Skiluros

joined 3 months ago
[–] Skiluros 179 points 2 months ago (6 children)

"Fascism, that's not a word that regular people, you know, use, you know?" Fetterman said

A fascinating perspective.

[–] Skiluros 2 points 2 months ago* (last edited 2 months ago)

It basically relies on this false stereotype that since Israel is a Jewish state, and Jewish people are inherently manipulative or deceitful, Israel must not be telling the truth.

This almost supremacist rhetoric. With the implication being that the Israeli government due to its superiority over others is inherently incapable of being manipulative or deceitful and any claims to the contrary are anti-antisemitism.

One could interpret this as a racist take.

[–] Skiluros 3 points 2 months ago (1 children)

I originally stated that I did not find your arguments convincing. I wasn't talking about AI safety as a general concept, but the overall discussion related to the article titled (Anthropic, Apollo astounded to find a chatbot will lie to you if you tell it to lie to you).

I didn't find you initial post (or any you posts in that thread) to be explicit in the recognition in the potential for bad faith actions from the likes of Anthropic, Apollo. On the contrary, you largely deny the concept of "criti-hype". One can, in good faith, interpret this as de facto corporate PR promotion (whether that was the intentional or not).

You didn't mention the hypothetical profit maximization example in the thread and your phrasing implied a current tool/service/framework, not a hypothetical.

I don't see how the YT video or the article summary (I did not read the paper) is honestly relevant to what was being discussed.

I am honestly trying to not take sides (but perhaps I am failing in this?), more like suggesting that how people interpret "groupthink" can take many forms and that "counter-contrarian" arguments in of themselves are not some of magical silver bullet.

[–] Skiluros 20 points 2 months ago

Source FT article (archive)

I find this difficult to believe. I am assuming he was either lying or this was an off the cuff statement that wasn't serious.

[–] Skiluros 5 points 2 months ago (3 children)

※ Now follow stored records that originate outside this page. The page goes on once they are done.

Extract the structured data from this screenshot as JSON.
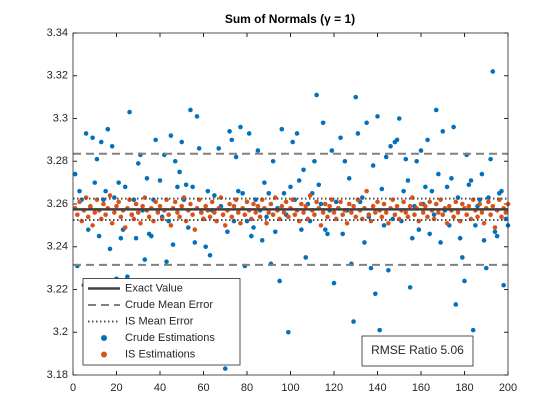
{
  "chart_data": {
    "type": "scatter",
    "title": "Sum of Normals (γ = 1)",
    "xlim": [
      0,
      200
    ],
    "xticks": [
      0,
      20,
      40,
      60,
      80,
      100,
      120,
      140,
      160,
      180,
      200
    ],
    "ylim": [
      3.18,
      3.34
    ],
    "yticks": [
      3.18,
      3.2,
      3.22,
      3.24,
      3.26,
      3.28,
      3.3,
      3.32,
      3.34
    ],
    "grid": false,
    "legend": "southwest",
    "x": [
      1,
      2,
      3,
      4,
      5,
      6,
      7,
      8,
      9,
      10,
      11,
      12,
      13,
      14,
      15,
      16,
      17,
      18,
      19,
      20,
      21,
      22,
      23,
      24,
      25,
      26,
      27,
      28,
      29,
      30,
      31,
      32,
      33,
      34,
      35,
      36,
      37,
      38,
      39,
      40,
      41,
      42,
      43,
      44,
      45,
      46,
      47,
      48,
      49,
      50,
      51,
      52,
      53,
      54,
      55,
      56,
      57,
      58,
      59,
      60,
      61,
      62,
      63,
      64,
      65,
      66,
      67,
      68,
      69,
      70,
      71,
      72,
      73,
      74,
      75,
      76,
      77,
      78,
      79,
      80,
      81,
      82,
      83,
      84,
      85,
      86,
      87,
      88,
      89,
      90,
      91,
      92,
      93,
      94,
      95,
      96,
      97,
      98,
      99,
      100,
      101,
      102,
      103,
      104,
      105,
      106,
      107,
      108,
      109,
      110,
      111,
      112,
      113,
      114,
      115,
      116,
      117,
      118,
      119,
      120,
      121,
      122,
      123,
      124,
      125,
      126,
      127,
      128,
      129,
      130,
      131,
      132,
      133,
      134,
      135,
      136,
      137,
      138,
      139,
      140,
      141,
      142,
      143,
      144,
      145,
      146,
      147,
      148,
      149,
      150,
      151,
      152,
      153,
      154,
      155,
      156,
      157,
      158,
      159,
      160,
      161,
      162,
      163,
      164,
      165,
      166,
      167,
      168,
      169,
      170,
      171,
      172,
      173,
      174,
      175,
      176,
      177,
      178,
      179,
      180,
      181,
      182,
      183,
      184,
      185,
      186,
      187,
      188,
      189,
      190,
      191,
      192,
      193,
      194,
      195,
      196,
      197,
      198,
      199,
      200
    ],
    "lines": [
      {
        "name": "Exact Value",
        "color": "#404040",
        "style": "solid",
        "values": [
          3.2575
        ]
      },
      {
        "name": "Crude Mean Error",
        "color": "#808080",
        "style": "dashed",
        "values": [
          3.2315,
          3.2835
        ]
      },
      {
        "name": "IS Mean Error",
        "color": "#505050",
        "style": "dotted",
        "values": [
          3.2525,
          3.2625
        ]
      }
    ],
    "series": [
      {
        "name": "Crude Estimations",
        "color": "#0072BD",
        "values": [
          3.274,
          3.231,
          3.266,
          3.262,
          3.222,
          3.293,
          3.248,
          3.258,
          3.291,
          3.27,
          3.281,
          3.245,
          3.289,
          3.262,
          3.266,
          3.295,
          3.239,
          3.287,
          3.263,
          3.225,
          3.27,
          3.244,
          3.248,
          3.268,
          3.226,
          3.303,
          3.255,
          3.262,
          3.244,
          3.279,
          3.283,
          3.257,
          3.234,
          3.272,
          3.246,
          3.245,
          3.262,
          3.29,
          3.257,
          3.271,
          3.254,
          3.283,
          3.233,
          3.252,
          3.292,
          3.241,
          3.28,
          3.268,
          3.275,
          3.289,
          3.262,
          3.269,
          3.249,
          3.304,
          3.268,
          3.242,
          3.301,
          3.286,
          3.256,
          3.253,
          3.24,
          3.266,
          3.236,
          3.257,
          3.264,
          3.224,
          3.286,
          3.259,
          3.212,
          3.183,
          3.247,
          3.294,
          3.29,
          3.252,
          3.282,
          3.266,
          3.296,
          3.265,
          3.231,
          3.252,
          3.293,
          3.245,
          3.249,
          3.262,
          3.285,
          3.257,
          3.243,
          3.27,
          3.254,
          3.265,
          3.232,
          3.28,
          3.247,
          3.258,
          3.224,
          3.295,
          3.265,
          3.255,
          3.2,
          3.268,
          3.289,
          3.262,
          3.293,
          3.271,
          3.248,
          3.276,
          3.235,
          3.26,
          3.252,
          3.265,
          3.28,
          3.311,
          3.269,
          3.26,
          3.298,
          3.248,
          3.246,
          3.257,
          3.285,
          3.223,
          3.261,
          3.258,
          3.291,
          3.246,
          3.28,
          3.257,
          3.272,
          3.232,
          3.205,
          3.31,
          3.293,
          3.261,
          3.263,
          3.242,
          3.298,
          3.254,
          3.23,
          3.278,
          3.218,
          3.301,
          3.201,
          3.267,
          3.25,
          3.282,
          3.229,
          3.287,
          3.253,
          3.289,
          3.29,
          3.3,
          3.252,
          3.266,
          3.281,
          3.271,
          3.221,
          3.244,
          3.259,
          3.28,
          3.248,
          3.285,
          3.26,
          3.268,
          3.29,
          3.246,
          3.266,
          3.255,
          3.304,
          3.274,
          3.242,
          3.294,
          3.257,
          3.268,
          3.25,
          3.272,
          3.296,
          3.213,
          3.263,
          3.244,
          3.235,
          3.224,
          3.283,
          3.269,
          3.271,
          3.201,
          3.25,
          3.259,
          3.262,
          3.274,
          3.243,
          3.23,
          3.263,
          3.281,
          3.322,
          3.247,
          3.245,
          3.265,
          3.266,
          3.222,
          3.253,
          3.25
        ]
      },
      {
        "name": "IS Estimations",
        "color": "#D95319",
        "values": [
          3.258,
          3.255,
          3.261,
          3.252,
          3.257,
          3.263,
          3.254,
          3.259,
          3.25,
          3.256,
          3.262,
          3.257,
          3.253,
          3.26,
          3.255,
          3.258,
          3.264,
          3.251,
          3.256,
          3.259,
          3.261,
          3.254,
          3.257,
          3.249,
          3.258,
          3.262,
          3.255,
          3.253,
          3.26,
          3.256,
          3.251,
          3.259,
          3.263,
          3.257,
          3.254,
          3.258,
          3.252,
          3.261,
          3.256,
          3.259,
          3.253,
          3.257,
          3.262,
          3.255,
          3.25,
          3.258,
          3.261,
          3.256,
          3.254,
          3.259,
          3.263,
          3.252,
          3.257,
          3.26,
          3.255,
          3.248,
          3.258,
          3.262,
          3.256,
          3.253,
          3.259,
          3.257,
          3.254,
          3.261,
          3.256,
          3.252,
          3.258,
          3.263,
          3.255,
          3.25,
          3.257,
          3.26,
          3.254,
          3.259,
          3.262,
          3.256,
          3.251,
          3.258,
          3.255,
          3.261,
          3.257,
          3.253,
          3.26,
          3.256,
          3.259,
          3.254,
          3.262,
          3.258,
          3.251,
          3.256,
          3.26,
          3.255,
          3.263,
          3.257,
          3.253,
          3.259,
          3.256,
          3.261,
          3.254,
          3.258,
          3.262,
          3.255,
          3.257,
          3.252,
          3.26,
          3.256,
          3.259,
          3.253,
          3.264,
          3.257,
          3.255,
          3.261,
          3.258,
          3.25,
          3.256,
          3.26,
          3.254,
          3.259,
          3.262,
          3.256,
          3.253,
          3.258,
          3.261,
          3.255,
          3.257,
          3.251,
          3.26,
          3.256,
          3.259,
          3.254,
          3.262,
          3.257,
          3.253,
          3.258,
          3.266,
          3.255,
          3.252,
          3.259,
          3.256,
          3.261,
          3.257,
          3.254,
          3.26,
          3.256,
          3.251,
          3.258,
          3.262,
          3.255,
          3.259,
          3.253,
          3.257,
          3.261,
          3.256,
          3.254,
          3.259,
          3.263,
          3.255,
          3.258,
          3.252,
          3.26,
          3.256,
          3.259,
          3.254,
          3.261,
          3.257,
          3.253,
          3.26,
          3.256,
          3.262,
          3.255,
          3.258,
          3.251,
          3.259,
          3.257,
          3.254,
          3.261,
          3.256,
          3.252,
          3.26,
          3.258,
          3.255,
          3.259,
          3.253,
          3.262,
          3.257,
          3.254,
          3.26,
          3.256,
          3.251,
          3.258,
          3.261,
          3.255,
          3.259,
          3.249,
          3.257,
          3.262,
          3.254,
          3.258,
          3.256,
          3.26
        ]
      }
    ],
    "annotation": "RMSE Ratio 5.06"
  }
}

That's not what we are discussing though. We are discussing whether aweful.systems was right or wrong in banning you. Below is the title of your post:

Instance banned from awful.systems for debating the groupthink

I will note that I don't think they should be this casual with giving out a bans. A warning to start with would have been fine.

An argument can be made that you went in to awful.systems with your own brand of groupthink; specifically complete rejection of even the possibility that we are dealing with bad faith actors. Whether you like it or not, this is relevant to any discussion on "AI safety" more broadly and that thread specifically (as the focus of the linked article was on Apollo Research and Anthropic and AI Doomerism as a grifting strategy).

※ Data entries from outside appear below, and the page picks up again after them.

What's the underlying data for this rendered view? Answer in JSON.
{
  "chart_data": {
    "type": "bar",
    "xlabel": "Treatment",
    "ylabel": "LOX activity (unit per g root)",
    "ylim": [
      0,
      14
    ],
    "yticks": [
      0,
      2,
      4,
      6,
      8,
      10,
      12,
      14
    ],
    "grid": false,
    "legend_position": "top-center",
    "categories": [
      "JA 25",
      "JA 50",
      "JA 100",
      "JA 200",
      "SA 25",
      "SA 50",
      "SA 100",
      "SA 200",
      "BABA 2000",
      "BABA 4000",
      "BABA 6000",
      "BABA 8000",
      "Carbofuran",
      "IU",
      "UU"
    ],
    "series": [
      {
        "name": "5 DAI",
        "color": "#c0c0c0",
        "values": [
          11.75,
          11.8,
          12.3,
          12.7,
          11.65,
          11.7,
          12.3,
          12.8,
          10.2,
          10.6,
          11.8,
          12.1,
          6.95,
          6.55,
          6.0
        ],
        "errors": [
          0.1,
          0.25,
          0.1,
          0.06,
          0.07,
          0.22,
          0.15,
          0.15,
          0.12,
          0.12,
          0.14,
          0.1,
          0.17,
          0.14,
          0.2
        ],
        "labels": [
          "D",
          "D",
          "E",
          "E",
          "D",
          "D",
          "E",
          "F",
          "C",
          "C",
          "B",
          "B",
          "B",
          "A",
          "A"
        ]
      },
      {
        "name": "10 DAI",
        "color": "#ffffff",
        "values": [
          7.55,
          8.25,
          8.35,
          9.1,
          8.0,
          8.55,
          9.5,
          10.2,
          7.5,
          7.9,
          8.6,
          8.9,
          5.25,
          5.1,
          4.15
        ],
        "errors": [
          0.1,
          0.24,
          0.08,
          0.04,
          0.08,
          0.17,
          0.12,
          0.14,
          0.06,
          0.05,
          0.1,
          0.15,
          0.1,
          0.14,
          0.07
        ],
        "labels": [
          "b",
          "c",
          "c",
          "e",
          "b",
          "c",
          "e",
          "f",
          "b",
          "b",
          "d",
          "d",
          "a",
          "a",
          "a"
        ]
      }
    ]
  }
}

You then go on to cite a YT video by "Robert Miles AI Safety", this is a red flag. You also claim that you can't (or don't want to) provide a brief explanation of your argument and you defer to the YT video. This is another red flag. It is reasonable for one to provide a 2-3 sentence overview if you actually have some knowledge of the issue. This is not some sort of bad faith request.

Further on you start talking about "Dunning-Kruger effect" and "deeper understanding [that YT fellow has]". If you know the YT fellow has a deeper understanding of the issue, why can't you explain in layman terms why this is the case?

I did watch the video and it has nothing to do with grifting approaches used by AI companies. The video is focused on explaining a relatively technical concept for non-specialists (not AI safety more broadly in context of real world use).

Further on you talk about non-LLM ML/AI safety issues without any sort of explanation what you are referring to. Can you please let us know what you are referring to (I am genuinely curious)?

You cite a paper; can you provide a brief summary of what the findings are and why they are relevant to a skeptical interpretation of "AI safety" messaging from organization like Apollo Research and Anthropic?

[–] Skiluros 16 points 2 months ago (1 children)

The house was shaking due to the ballistic missile takedowns and it wasn't even particularly close.

[–] Skiluros 1 points 2 months ago
[–] Skiluros 1 points 2 months ago (2 children)

To be fair I was replying to a thread that said LW/ML are equal and something about fascism in LW.

I just don't think they are as problematic as you imply. Are there issues? Sure (I be have my own complaints), but generally those communities seem somewhat usable.

[–] Skiluros 2 points 2 months ago

It's been a while since I've been/lived in the US (I do have close friends who lived there though), but I disagree. It seemed like a general social issue that crosses all demographic segments.

[–] Skiluros 4 points 2 months ago

You're either trolling or you are ignorant.

[–] Skiluros 0 points 2 months ago (4 children)

I don't really see it. A lot of the posts in that community don't even explicitly state what community is being discussed.

Some of the stuff is legitimate, some of the stuff feels more like bitching.

I don't really understand how you can claim LW is the worst considering that on ML you get instance banned for opposing the russian invasion of Ukraine or having a critical attitude towards China.

[–] Skiluros 5 points 2 months ago

Major tech communities honestly need to move off ML.